27 Ene Ángel
Ángel García se mira las manos putrefactas intentando entender lo que pasa, pero su cerebro no lo comprende, no lo asimila.
Lo cierto es que Ángel nunca ha sido un tipo demasiado despierto. Nació en una familia rica y sus padres se dieron cuenta rápidamente de que el niño no iba a destacar nunca por su inteligencia. Pero para eso está el dinero. Para pagar a buenos profesores particulares y para untar a los claustros que hiciera falta para que el niño fuera avanzando y consiguiendo todos los títulos que tenía que conseguir. Al fin y al cabo, nunca tendría que buscarse la vida ni que presentarse a una entrevista de trabajo. Siempre habría un hueco en una de las empresas familiares, en un consejo de administración, en una reunión de accionistas, o en un equipo de asesores. Se ganaría bien la vida y no tendría que preocuparse por nada más. Los títulos eran solo una garantía para la familia, una manera de enseñarle al mundo que el niño hacía lo que debía hacer y que era tan brillante como el resto de su estirpe.
Y aunque no fuese precisamente rápido, Ángel se dio cuenta en algún momento de la adolescencia que no importaba mucho lo que hiciera, que daba igual el esfuerzo y las ganas que ponía, que las notas siempre eran buenas aunque él siguiera sin enterarse de nada. El cálculo de porcentajes, la estadística y el balance de cuentas le sonaban igual que una oración en arameo y cualquier observador avispado habría notado que los ojos se le apagaban y conectaba con algo en su interior que lo abstraía de lo que comentaba su profesor. Vamos, que no hacía ni caso y pensaba en sus cosas.
Sus cosas habían pasado de ser los videojuegos más recientes y algún reto viral al que intentaba sumarse con suerte irregular, a las discotecas, los coches, las chicas y las drogas.
Y es que, cuando tu vida parece flotar sobre un camino predefinido sobre el que no tienes ningún control, te concentras en lo poco que sí puedes decidir.

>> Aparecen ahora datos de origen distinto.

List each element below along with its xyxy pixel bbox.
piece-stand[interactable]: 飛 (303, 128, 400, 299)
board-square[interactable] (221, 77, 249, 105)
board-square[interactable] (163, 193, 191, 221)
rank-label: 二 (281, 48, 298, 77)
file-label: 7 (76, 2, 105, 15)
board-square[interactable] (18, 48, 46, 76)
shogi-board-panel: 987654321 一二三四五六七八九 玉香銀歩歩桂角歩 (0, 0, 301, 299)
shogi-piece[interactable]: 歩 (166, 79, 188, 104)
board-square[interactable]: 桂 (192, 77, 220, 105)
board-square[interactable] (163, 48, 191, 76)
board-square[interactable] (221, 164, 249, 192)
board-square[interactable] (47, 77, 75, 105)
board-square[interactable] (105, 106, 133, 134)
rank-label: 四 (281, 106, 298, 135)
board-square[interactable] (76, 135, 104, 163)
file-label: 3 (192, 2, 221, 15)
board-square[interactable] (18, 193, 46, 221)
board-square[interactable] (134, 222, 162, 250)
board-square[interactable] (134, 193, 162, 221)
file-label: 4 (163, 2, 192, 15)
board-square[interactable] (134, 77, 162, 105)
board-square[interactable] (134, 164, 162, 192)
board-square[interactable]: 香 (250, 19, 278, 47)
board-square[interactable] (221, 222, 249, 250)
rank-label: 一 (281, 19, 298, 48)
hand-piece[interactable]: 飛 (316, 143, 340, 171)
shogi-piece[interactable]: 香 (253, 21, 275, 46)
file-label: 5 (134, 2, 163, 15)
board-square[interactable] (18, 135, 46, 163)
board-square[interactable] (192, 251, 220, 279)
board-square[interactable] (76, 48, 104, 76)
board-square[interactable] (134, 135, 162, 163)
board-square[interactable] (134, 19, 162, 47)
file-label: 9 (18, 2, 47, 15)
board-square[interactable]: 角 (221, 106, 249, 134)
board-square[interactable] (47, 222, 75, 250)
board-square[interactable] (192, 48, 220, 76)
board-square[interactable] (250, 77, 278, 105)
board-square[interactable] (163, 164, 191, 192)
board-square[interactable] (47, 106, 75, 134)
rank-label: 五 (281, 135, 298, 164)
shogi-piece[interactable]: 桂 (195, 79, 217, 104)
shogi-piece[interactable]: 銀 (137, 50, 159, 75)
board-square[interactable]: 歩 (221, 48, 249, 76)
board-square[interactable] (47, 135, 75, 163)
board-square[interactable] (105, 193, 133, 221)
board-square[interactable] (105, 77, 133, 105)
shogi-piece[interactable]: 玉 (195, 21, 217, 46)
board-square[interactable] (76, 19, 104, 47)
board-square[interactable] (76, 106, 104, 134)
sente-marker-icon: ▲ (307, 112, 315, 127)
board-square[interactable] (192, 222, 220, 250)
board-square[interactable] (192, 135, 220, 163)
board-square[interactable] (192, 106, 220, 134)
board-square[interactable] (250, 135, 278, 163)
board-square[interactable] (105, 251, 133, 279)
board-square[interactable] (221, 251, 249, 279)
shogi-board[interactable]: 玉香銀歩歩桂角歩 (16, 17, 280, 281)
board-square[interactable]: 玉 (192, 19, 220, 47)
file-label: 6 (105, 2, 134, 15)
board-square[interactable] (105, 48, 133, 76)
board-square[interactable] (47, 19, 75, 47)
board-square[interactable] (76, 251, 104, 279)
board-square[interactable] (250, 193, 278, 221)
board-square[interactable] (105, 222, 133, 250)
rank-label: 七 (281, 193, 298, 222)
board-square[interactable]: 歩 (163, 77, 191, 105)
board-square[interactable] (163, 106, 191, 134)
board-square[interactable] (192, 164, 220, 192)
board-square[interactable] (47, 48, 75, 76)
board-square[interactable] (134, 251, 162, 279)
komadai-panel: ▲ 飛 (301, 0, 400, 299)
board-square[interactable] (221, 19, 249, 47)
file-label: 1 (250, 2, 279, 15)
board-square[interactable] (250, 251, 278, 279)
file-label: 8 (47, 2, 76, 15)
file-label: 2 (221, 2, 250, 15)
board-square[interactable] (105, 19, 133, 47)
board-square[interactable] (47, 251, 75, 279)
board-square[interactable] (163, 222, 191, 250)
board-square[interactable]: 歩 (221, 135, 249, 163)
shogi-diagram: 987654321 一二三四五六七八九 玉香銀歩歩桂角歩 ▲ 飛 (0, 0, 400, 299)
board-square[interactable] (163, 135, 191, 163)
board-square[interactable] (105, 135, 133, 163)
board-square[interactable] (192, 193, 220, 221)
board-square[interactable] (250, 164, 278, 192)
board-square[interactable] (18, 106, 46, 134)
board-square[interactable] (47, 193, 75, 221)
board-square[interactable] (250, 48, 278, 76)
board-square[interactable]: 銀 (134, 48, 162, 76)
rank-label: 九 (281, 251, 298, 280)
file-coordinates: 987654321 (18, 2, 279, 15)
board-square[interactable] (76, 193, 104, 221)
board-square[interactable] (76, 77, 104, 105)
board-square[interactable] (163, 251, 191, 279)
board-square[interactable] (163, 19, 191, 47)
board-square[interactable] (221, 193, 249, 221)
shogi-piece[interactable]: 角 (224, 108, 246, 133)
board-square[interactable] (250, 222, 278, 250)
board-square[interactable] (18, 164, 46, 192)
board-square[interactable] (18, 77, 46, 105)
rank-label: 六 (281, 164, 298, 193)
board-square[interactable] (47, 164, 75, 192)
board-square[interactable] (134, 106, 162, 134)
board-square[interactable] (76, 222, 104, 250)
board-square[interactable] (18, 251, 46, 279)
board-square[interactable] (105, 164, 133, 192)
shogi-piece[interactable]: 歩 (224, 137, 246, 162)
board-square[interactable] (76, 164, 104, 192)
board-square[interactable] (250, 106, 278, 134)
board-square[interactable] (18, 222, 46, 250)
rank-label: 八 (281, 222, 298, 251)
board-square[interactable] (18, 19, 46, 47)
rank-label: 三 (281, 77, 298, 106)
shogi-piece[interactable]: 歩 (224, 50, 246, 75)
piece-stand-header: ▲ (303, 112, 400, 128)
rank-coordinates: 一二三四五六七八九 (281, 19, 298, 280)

Ángel, a quien se le escapaba totalmente la ironía del nombre que le habían puesto, se gastaba su generosa asignación semanal en cocaína. Principalmente. Siempre había alguna copa que pagar para los amigos o para alguna chica guapa, claro, pero el resto era para la coca, para el colocón que le permitía creerse un dios durante un rato, olvidarse de que estaba totalmente encerrado en la proverbial jaula de oro de la que no tenía inteligencia suficiente para escapar.
La cocaína había hecho estragos en su cerebro y sus conexiones neuronales, dejándolo aun más impedido de lo que había estado toda su vida. Y quizá por eso ahora le cuesta entender qué les pasa a sus manos, que han adquirido un tono cetrino y parecen a punto de caerse a pedazos.
Ángel no entiende que está pasando de ser el más tonto de los humanos al más listo de los zombis y que se lo debe todo a su imbecilidad y a la farlopa que ha hecho imposible que la infección se expanda por todo el cerebro. En algún sitio, unas neuronas muertas bloquean el acceso de la zombificación a toda la red neural, permitiéndole conservar cierta estupidez humana que quizá pueda servirle de algo.